È stato pubblicato il “Regolamento (UE) 2020/351 della Commissione del 28 febbraio 2020 che modifica l’allegato II del regolamento (CE) n. 1333/2008 del Parlamento europeo e del Consiglio per quanto riguarda l’uso dell’acido citrico (E 330) nei prodotti di cacao e di cioccolato”.

A norma dell’allegato II del regolamento (CE) n. 1333/2008 l’acido citrico (E 330) è un additivo alimentare autorizzato nella categoria alimentare 05.1 «Prodotti di cacao e di cioccolato di cui alla direttiva 2000/36/CE» a un livello massimo di 5 000 mg/kg.

È stata presentata una domanda di modifica delle condizioni d’uso dell’acido citrico (E 330) nella categoria alimentare 05.1 «Prodotti di cacao e di cioccolato di cui alla direttiva 2000/36/CE», per aumentarne il livello massimo a 10 000 mg/kg per il cioccolato al latte.

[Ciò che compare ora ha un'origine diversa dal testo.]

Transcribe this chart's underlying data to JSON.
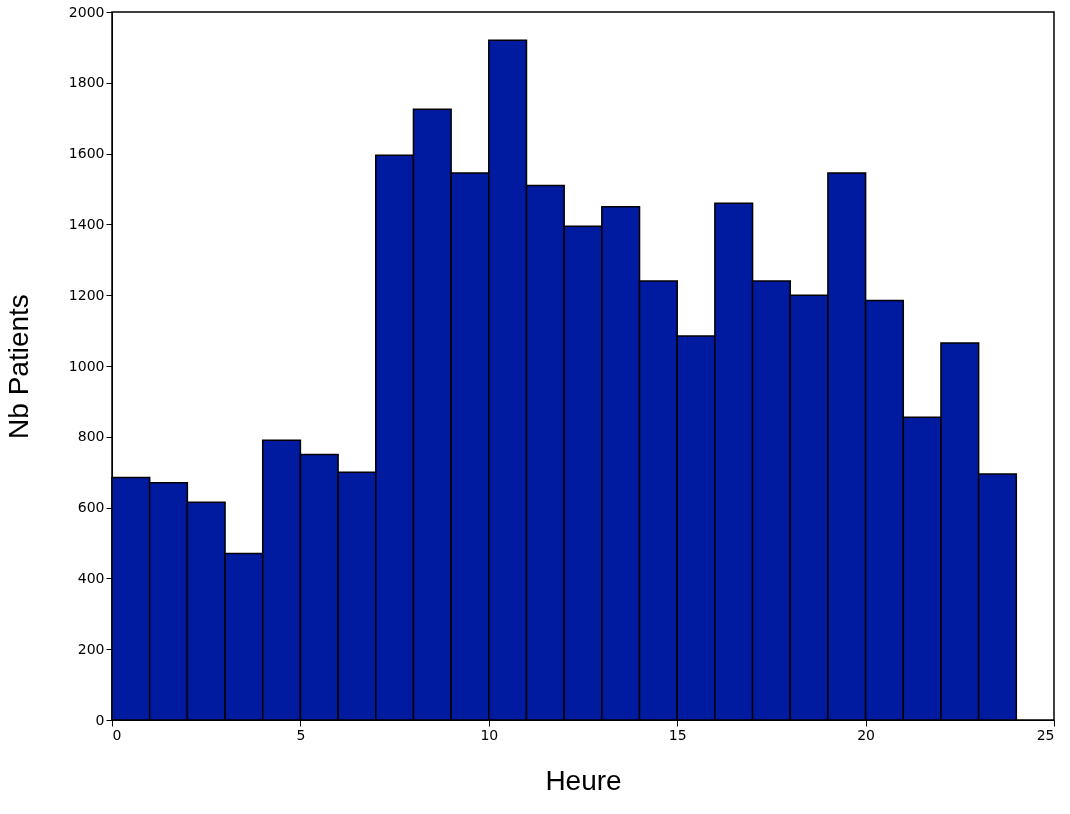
{
  "chart_data": {
    "type": "histogram",
    "xlabel": "Heure",
    "ylabel": "Nb Patients",
    "bins": [
      0,
      1,
      2,
      3,
      4,
      5,
      6,
      7,
      8,
      9,
      10,
      11,
      12,
      13,
      14,
      15,
      16,
      17,
      18,
      19,
      20,
      21,
      22,
      23,
      24
    ],
    "values": [
      685,
      670,
      615,
      470,
      790,
      750,
      700,
      1595,
      1725,
      1545,
      1920,
      1510,
      1395,
      1450,
      1240,
      1085,
      1460,
      1240,
      1200,
      1545,
      1185,
      855,
      1065,
      695
    ],
    "color": "#001aa0",
    "xlim": [
      0,
      25
    ],
    "xticks": [
      0,
      5,
      10,
      15,
      20,
      25
    ],
    "ylim": [
      0,
      2000
    ],
    "yticks": [
      0,
      200,
      400,
      600,
      800,
      1000,
      1200,
      1400,
      1600,
      1800,
      2000
    ],
    "grid": false
  }
}
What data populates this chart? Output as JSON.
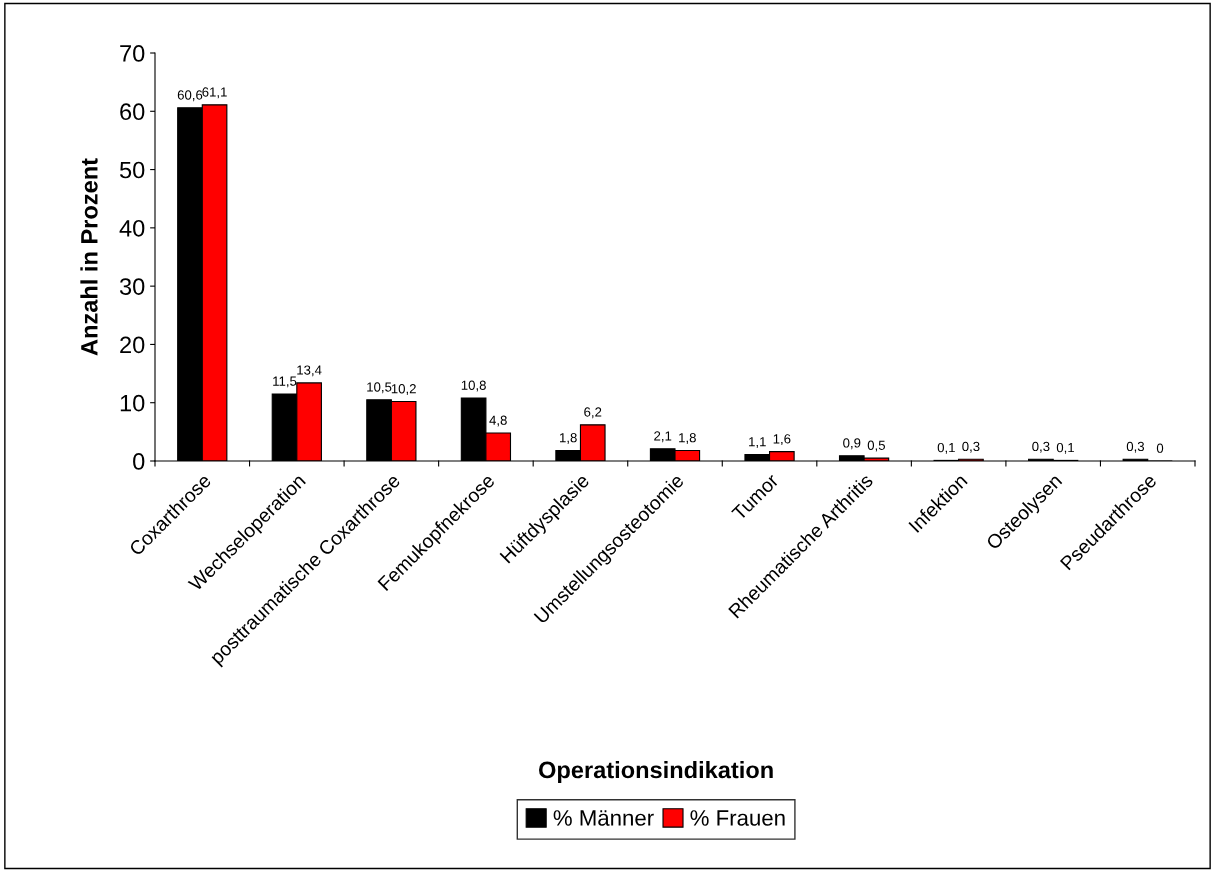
{
  "chart_data": {
    "type": "bar",
    "xlabel": "Operationsindikation",
    "ylabel": "Anzahl in Prozent",
    "categories": [
      "Coxarthrose",
      "Wechseloperation",
      "posttraumatische Coxarthrose",
      "Femukopfnekrose",
      "Hüftdysplasie",
      "Umstellungsosteotomie",
      "Tumor",
      "Rheumatische Arthritis",
      "Infektion",
      "Osteolysen",
      "Pseudarthrose"
    ],
    "series": [
      {
        "name": "% Männer",
        "color": "#000000",
        "values": [
          60.6,
          11.5,
          10.5,
          10.8,
          1.8,
          2.1,
          1.1,
          0.9,
          0.1,
          0.3,
          0.3
        ],
        "value_labels": [
          "60,6",
          "11,5",
          "10,5",
          "10,8",
          "1,8",
          "2,1",
          "1,1",
          "0,9",
          "0,1",
          "0,3",
          "0,3"
        ]
      },
      {
        "name": "% Frauen",
        "color": "#ff0000",
        "values": [
          61.1,
          13.4,
          10.2,
          4.8,
          6.2,
          1.8,
          1.6,
          0.5,
          0.3,
          0.1,
          0
        ],
        "value_labels": [
          "61,1",
          "13,4",
          "10,2",
          "4,8",
          "6,2",
          "1,8",
          "1,6",
          "0,5",
          "0,3",
          "0,1",
          "0"
        ]
      }
    ],
    "ylim": [
      0,
      70
    ],
    "yticks": [
      0,
      10,
      20,
      30,
      40,
      50,
      60,
      70
    ],
    "grid": false,
    "legend": "bottom"
  }
}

Ove usato come stabilizzante nella pasta di cacao ad elevato contenuto di polifenoli, l’acido citrico (E 330) abbassa il pH e reagisce con una parte dei polifenoli, conferendo maggiore intensità al colore della pasta di cacao per mezzo di caratteristiche sfumature rosa accompagnate da un sapore acidulo di frutti di bosco. Sia le sfumature rosa sia il sapore acidulo di frutti di bosco restano presenti nel prodotto finale, ossia nel cioccolato. Dalla domanda risulta che il livello massimo attualmente autorizzato, pari a 5 000 mg/kg, non è sufficiente per ottenere le sfumature rosa e il gusto acidulo di frutti di bosco, ma che tali effetti desiderati sono raggiungibili con un livello massimo di 10 000 mg/kg. Per quanto riguarda la reazione tra l’acido citrico (E 330) e i polifenoli, è necessario che il rapporto tra l’acido citrico (E 330) e la pasta di cacao sia costante: un livello di uso più elevato dell’acido citrico (E 330) implica pertanto un aumento della sostanza secca totale di cacao nel prodotto finale. Tale prodotto finale sarebbe quindi conforme alla definizione di cioccolato al latte di cui all’allegato I della direttiva 2000/36/CE del Parlamento europeo e del Consiglio.

L’acido citrico (E 330) è un additivo alimentare autorizzato in vari alimenti conformemente all’allegato II del regolamento (CE) n. 1333/2008. Non si suppone che l’aumento del livello massimo della sostanza a 10 000 mg/kg per il cioccolato al latte abbia un impatto significativo sull’esposizione complessiva.

Il Regolamento entra in vigore il 24 marzo 2020.